The race in the 22nd District quickly became one of the most closely watched House contests in the nation. On September 22, 2006, The Hotline ranked it third among the top 30 House races. Several traditionally conservative organizations, including the National Rifle Association and the Veterans of Foreign Wars, endorsed Lampson. Three national political handicappers—the Cook Political Report, Larry Sabato’s Crystal Ball, and Congressional Quarterly—rated the race as “Leans Democratic.” A Zogby poll released on October 30, 2006, and commissioned by the Houston Chronicle and KHOU-TV, showed Lampson leading with 36 percent to Sekula-Gibbs’s 27.9 percent, with nearly a quarter of voters undecided. In the November 7 general election, Lampson defeated Sekula-Gibbs with 52 percent of the vote to her 42 percent, with 6 percent going to Smither. Because DeLay’s name remained on the ballot as the official Republican nominee, many straight-party Republican votes and direct votes for DeLay were discarded, and the unusual ballot situation created confusion among voters who had been urged to “write in Sekula-Gibbs” but then saw DeLay’s printed name. This led to a number of disqualified ballots and some resentment among Sekula-Gibbs’s supporters, who felt their votes had been effectively nullified. Sekula-Gibbs nonetheless won the special election to serve the final two months of DeLay’s term, while Lampson secured the full term beginning January 3, 2007, officially returning to Congress on January 4, 2007.
Lampson sought reelection in 2008 in the 22nd District against Republican Pete Olson, an attorney and former aide to U.S. Senators Phil Gramm and John Cornyn. Despite the perception after DeLay’s departure that the district might be more competitive, it remained heavily Republican and had given President George W. Bush 64 percent of the vote in 2004. Many analysts regarded the race as one of the few realistic opportunities for Republicans to unseat a Democratic incumbent in what was otherwise expected to be a difficult election cycle for the GOP. Lampson and Olson debated on October 20, 2008, in Rosenberg, Texas. A Zogby poll published on October 22, 2008, by the Houston Chronicle showed Olson leading Lampson by 17 points, and on October 30, 2008, Larry Sabato’s Crystal Ball predicted the contest as a “Republican Pick Up.” In the general election on November 4, 2008, Olson defeated Lampson with 52 percent of the vote to Lampson’s 45 percent.
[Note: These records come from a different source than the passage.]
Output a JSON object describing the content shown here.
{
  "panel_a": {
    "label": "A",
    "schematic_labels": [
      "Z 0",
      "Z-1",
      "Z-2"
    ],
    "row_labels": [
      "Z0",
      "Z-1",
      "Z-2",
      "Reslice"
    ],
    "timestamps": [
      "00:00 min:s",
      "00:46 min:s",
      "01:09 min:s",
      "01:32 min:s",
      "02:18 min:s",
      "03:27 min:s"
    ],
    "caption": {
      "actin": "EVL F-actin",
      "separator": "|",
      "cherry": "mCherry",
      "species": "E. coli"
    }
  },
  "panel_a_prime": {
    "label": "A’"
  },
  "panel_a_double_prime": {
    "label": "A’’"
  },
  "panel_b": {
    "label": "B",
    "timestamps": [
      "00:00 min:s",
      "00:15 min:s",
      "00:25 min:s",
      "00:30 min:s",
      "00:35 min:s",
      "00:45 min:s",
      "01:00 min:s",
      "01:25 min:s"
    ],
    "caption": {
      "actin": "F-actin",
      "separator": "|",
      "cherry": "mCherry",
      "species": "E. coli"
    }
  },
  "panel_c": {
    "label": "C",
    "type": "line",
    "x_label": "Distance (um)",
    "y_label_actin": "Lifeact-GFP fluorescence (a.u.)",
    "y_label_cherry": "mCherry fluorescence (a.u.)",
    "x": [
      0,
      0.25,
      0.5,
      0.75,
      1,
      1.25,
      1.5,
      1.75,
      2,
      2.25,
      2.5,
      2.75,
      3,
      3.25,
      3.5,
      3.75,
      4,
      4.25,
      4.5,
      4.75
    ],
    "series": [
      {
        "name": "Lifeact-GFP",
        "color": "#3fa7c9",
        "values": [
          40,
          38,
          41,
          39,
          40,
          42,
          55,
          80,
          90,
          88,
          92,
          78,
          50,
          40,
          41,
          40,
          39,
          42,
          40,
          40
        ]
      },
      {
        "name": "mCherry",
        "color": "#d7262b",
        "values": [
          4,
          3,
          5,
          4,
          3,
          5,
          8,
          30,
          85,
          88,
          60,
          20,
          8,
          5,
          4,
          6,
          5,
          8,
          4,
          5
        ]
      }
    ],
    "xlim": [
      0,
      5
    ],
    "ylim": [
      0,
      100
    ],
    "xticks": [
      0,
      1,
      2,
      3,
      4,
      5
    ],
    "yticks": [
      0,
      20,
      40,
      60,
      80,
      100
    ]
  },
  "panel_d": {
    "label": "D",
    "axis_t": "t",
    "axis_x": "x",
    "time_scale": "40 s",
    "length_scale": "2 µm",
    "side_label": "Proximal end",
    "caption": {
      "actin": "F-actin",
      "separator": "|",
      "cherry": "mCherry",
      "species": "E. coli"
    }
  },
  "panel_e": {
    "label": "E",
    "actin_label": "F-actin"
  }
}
Lampson carried the Galveston County portion of the district but was unable to overcome a deficit of approximately 15,900 votes in Harris County. His term concluded on January 3, 2009, marking the end of his five terms in the U.S. House of Representatives, during which he had been an active participant in the democratic process and a prominent Democratic voice for Southeast Texas.